If the aforementioned requirements are not met, we only forward personal data to third parties if you have consented thereto (Article 6(1) sentence 1 lit. (a) GDPR).
11. Your rights
You have the following rights vis-à-vis us regarding your personal data:
• Right to access (Article 15 GDPR),
• Right to rectification and right to erasure (Articles 16 and 17 GDPR),
• Right to restriction of processing (Article 18 GDPR),
• Right to data portability (Article 20 GDPR).
12. Right to lodge a complaint with the data protection supervisory authority
If you believe that our processing of your personal data is not in compliance with the provisions described herein and/or the applicable data protection laws, you have the right to lodge a complaint with one of the competent data protection supervisory authorities.
13. Right to object
According to Article 21(1) GDPR, you have the right to object at any time to the processing of your personal data within the meaning of Article 6(1) sentence 1 lit. (e) or (f) of GDPR. We kindly ask you to indicate in your objection the reasons why we should no longer process your personal data.

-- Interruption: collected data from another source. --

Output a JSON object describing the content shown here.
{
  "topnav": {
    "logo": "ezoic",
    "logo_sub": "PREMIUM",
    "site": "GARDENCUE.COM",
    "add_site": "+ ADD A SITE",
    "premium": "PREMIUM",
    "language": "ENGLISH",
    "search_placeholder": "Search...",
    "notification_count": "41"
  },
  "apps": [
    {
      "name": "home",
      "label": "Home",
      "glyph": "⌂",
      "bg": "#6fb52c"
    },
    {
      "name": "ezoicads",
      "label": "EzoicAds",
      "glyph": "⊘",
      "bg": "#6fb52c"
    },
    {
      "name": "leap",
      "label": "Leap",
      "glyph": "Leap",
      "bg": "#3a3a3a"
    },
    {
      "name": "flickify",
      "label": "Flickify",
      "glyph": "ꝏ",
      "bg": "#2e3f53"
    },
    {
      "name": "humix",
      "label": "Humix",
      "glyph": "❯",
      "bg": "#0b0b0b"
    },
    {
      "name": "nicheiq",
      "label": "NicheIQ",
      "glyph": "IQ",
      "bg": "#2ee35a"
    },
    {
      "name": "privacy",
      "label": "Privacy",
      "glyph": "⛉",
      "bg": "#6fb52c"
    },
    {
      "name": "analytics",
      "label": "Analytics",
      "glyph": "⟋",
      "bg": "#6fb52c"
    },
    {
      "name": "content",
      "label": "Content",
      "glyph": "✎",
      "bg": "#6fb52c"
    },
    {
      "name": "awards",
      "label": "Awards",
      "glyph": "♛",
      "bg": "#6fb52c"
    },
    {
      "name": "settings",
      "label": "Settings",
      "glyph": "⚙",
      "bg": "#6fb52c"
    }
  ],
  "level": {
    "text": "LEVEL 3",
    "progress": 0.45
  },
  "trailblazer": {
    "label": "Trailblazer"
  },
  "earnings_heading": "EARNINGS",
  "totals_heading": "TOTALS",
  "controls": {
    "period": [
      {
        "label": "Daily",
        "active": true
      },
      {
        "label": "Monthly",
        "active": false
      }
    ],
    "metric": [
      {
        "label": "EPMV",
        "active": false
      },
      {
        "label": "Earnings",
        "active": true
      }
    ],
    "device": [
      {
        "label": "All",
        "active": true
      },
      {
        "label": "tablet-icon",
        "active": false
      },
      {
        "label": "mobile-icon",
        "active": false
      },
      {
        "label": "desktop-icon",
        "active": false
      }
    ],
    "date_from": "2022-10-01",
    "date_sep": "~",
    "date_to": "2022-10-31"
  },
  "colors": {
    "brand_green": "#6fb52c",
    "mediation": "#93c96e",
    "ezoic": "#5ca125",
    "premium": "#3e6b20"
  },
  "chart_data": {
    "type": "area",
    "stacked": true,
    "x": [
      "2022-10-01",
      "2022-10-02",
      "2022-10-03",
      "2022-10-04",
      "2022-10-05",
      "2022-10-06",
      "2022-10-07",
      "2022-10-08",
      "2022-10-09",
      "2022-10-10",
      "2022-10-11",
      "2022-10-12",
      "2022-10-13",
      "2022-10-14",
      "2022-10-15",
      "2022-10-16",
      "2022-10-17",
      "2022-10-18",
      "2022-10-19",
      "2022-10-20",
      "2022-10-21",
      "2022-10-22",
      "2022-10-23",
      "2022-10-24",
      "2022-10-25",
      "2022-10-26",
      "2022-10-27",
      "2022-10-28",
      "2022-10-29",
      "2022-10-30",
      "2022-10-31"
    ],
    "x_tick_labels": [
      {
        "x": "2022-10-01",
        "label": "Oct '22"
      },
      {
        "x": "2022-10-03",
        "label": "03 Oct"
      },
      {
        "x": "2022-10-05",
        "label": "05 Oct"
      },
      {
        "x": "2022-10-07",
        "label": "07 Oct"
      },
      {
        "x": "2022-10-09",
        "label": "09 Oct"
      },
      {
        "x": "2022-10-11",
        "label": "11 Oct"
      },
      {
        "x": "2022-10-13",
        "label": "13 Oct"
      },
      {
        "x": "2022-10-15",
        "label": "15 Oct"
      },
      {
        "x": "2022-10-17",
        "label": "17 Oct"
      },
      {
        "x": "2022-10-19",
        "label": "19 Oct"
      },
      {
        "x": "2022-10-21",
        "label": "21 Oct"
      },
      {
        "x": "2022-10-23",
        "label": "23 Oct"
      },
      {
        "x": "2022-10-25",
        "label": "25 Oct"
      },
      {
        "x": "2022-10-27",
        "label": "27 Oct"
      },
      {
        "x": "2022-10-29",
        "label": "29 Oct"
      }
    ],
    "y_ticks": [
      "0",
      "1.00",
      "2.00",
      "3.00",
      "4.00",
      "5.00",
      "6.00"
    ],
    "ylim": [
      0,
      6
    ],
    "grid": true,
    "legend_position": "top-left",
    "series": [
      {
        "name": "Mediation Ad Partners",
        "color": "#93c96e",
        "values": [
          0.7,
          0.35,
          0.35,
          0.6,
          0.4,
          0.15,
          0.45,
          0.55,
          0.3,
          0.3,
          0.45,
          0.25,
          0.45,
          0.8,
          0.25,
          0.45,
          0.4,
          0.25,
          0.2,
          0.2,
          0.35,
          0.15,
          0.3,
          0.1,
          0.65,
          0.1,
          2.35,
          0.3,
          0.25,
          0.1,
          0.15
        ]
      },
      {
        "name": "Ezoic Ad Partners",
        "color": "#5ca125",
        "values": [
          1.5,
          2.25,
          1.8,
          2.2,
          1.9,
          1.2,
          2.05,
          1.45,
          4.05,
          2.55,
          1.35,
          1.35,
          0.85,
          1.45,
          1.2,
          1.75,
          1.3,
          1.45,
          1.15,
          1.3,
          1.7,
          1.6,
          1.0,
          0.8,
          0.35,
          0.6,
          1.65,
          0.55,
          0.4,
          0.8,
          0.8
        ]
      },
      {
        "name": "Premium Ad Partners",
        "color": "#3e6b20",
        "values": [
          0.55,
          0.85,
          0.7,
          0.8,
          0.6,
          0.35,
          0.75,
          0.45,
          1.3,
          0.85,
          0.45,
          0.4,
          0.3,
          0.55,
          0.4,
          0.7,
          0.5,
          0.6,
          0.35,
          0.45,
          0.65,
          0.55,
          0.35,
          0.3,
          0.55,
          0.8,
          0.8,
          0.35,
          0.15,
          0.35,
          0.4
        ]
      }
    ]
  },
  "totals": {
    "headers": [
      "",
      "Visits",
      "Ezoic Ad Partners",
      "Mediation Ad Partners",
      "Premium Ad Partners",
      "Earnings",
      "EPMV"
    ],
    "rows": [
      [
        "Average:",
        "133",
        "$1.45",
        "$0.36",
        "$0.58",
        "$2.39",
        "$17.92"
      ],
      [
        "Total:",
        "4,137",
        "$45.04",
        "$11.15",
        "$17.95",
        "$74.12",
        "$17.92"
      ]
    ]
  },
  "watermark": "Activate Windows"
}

You may address your objection to the controller (see section 1) or to our data protection officer (see section 2). In case of a substantiated objection, we shall no longer use your personal data for the respective purposes and erase them from our system, unless we can demonstrate compelling legitimate grounds for the processing which override your interests, rights and freedoms or for the establishment, exercise or defence of legal claims.